Hasta la fecha, tanto la derecha moderada que siguió a la dictadura de los coroneles como los socialistas de Papandreu han venido observando una política de dureza para con cualquier asomo de reivindicación turca. Han abundado las acusaciones de tono subido contra Turquía y, desde hace tiempo, estos dos aliados de la OTAN tienen más divergencias territoriales que cualquier país del Pacto de Varsovia respecto a otro de la Alianza Atlántica. Pero nunca la sangre ha llegado al Egeo, ni de las palabras se ha pasado a las armas.Grecia ha acusado recientemente a la Administración norteamericana de romper el pacto greco-estadounidense de ayuda militar. Según Atenas, el acuerdo de prolongación del funcionamiento de las bases militares norteamericanas en Grecia estipula que, por cada 10 dólares de ayuda militar que Turquía reciba del Pentágono, Grecia tendrá que obtener siete.

De ello se discutirá cuando, el 30 de marzo, el secretario norteamericano de Defensa, Caspar Weinberger, inicie un viaje a Grecia y Turquía.

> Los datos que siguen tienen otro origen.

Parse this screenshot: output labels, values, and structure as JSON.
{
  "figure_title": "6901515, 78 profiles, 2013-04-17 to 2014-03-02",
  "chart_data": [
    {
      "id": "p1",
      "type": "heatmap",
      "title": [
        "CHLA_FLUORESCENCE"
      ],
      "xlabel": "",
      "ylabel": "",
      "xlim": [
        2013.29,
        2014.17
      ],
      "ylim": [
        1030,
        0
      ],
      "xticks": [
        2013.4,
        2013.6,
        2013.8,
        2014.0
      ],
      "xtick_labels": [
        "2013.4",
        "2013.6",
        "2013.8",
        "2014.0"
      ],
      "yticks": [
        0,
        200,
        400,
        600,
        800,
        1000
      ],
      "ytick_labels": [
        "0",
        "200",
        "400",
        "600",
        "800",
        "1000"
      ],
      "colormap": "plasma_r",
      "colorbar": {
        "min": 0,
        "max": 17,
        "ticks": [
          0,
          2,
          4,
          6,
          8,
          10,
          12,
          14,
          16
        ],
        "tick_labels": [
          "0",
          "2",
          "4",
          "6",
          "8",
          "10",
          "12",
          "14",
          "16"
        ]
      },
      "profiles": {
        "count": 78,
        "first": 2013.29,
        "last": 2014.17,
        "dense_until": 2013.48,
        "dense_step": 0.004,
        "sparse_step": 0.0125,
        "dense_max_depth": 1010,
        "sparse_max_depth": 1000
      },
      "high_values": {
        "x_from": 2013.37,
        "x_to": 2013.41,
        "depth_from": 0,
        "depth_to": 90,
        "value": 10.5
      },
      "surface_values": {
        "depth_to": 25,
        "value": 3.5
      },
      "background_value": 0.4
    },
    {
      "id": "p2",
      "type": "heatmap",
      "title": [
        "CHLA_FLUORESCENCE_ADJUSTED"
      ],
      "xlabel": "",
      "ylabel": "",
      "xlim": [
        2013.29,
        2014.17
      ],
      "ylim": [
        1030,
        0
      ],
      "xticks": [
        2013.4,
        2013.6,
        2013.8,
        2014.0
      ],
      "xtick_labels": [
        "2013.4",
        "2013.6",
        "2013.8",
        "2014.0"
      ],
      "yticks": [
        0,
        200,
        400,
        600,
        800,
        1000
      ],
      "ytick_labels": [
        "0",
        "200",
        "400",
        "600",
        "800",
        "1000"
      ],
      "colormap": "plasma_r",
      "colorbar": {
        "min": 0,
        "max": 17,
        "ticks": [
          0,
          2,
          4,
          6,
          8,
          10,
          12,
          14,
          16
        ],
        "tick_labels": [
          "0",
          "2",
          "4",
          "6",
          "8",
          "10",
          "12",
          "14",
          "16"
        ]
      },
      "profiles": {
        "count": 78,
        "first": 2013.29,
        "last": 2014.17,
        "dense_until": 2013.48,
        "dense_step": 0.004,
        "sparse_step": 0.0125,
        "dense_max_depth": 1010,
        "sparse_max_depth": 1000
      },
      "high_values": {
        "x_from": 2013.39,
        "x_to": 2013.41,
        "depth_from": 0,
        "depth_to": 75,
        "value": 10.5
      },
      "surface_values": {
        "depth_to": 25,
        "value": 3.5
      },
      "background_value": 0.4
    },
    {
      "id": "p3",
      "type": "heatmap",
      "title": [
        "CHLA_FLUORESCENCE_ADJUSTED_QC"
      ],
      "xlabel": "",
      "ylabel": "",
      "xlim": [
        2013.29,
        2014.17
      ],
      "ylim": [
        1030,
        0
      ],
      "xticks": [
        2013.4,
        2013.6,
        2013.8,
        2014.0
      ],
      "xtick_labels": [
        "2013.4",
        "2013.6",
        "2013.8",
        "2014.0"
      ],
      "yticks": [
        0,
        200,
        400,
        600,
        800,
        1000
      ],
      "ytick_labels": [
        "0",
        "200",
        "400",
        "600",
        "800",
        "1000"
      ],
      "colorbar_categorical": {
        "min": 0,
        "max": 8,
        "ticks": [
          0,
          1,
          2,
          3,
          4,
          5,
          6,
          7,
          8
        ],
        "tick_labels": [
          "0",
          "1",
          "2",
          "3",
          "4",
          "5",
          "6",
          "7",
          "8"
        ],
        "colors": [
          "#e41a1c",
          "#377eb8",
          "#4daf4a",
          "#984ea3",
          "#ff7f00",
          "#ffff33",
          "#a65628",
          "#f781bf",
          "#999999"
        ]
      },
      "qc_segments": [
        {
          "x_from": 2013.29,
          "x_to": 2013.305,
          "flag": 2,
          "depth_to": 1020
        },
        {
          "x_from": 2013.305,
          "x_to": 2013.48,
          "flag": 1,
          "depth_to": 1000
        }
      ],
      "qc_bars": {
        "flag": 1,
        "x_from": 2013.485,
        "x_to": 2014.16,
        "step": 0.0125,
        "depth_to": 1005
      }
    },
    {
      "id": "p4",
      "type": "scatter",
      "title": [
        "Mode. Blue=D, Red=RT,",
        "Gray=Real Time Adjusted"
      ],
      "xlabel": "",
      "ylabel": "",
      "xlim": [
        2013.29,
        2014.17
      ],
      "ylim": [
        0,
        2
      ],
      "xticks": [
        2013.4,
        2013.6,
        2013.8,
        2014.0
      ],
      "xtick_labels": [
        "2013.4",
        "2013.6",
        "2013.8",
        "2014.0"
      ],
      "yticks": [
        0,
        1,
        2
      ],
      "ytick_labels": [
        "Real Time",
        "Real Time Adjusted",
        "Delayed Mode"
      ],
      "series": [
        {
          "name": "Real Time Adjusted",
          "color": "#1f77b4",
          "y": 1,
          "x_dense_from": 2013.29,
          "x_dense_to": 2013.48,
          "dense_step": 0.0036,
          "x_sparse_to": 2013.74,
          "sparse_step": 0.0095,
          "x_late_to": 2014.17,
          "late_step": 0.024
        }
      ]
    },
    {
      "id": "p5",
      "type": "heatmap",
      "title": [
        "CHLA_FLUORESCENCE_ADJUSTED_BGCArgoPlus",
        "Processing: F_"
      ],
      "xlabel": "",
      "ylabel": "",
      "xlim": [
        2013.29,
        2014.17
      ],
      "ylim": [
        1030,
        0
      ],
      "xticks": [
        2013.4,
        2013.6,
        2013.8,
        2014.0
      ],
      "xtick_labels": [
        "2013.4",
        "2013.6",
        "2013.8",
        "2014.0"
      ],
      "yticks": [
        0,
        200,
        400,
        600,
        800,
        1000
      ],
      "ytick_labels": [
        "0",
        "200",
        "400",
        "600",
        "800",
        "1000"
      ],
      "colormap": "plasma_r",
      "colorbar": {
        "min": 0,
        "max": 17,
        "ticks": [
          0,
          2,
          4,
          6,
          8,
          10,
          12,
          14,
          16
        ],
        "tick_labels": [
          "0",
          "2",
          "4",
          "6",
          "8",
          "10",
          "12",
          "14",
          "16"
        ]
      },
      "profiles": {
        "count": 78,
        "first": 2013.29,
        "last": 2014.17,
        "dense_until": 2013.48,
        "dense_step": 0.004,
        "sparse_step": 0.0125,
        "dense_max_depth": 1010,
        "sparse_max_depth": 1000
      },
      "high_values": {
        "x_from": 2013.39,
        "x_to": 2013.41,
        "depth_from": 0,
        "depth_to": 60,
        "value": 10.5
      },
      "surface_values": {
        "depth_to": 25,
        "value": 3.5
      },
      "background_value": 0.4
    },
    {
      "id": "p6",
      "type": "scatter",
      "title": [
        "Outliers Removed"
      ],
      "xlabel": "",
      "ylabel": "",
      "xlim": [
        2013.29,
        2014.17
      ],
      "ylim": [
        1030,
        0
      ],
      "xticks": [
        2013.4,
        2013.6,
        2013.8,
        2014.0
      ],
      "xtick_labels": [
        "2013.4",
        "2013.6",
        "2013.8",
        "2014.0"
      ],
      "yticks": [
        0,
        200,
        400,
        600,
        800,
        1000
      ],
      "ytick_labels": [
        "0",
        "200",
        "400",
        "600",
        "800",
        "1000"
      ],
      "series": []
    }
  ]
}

El Gobierno Papandreu ha tenido mucho cuidado en no criticar a Moscú cuando se produjo la crisis de Polonia, ni cuando la URSS derribó el avión surcoreano, lo que ha provocado la indignación de algunos aliados de Grecia en el marco de la OTAN.

* Este artículo apareció en la edición impresa del jueves, 08 de marzo de 1984.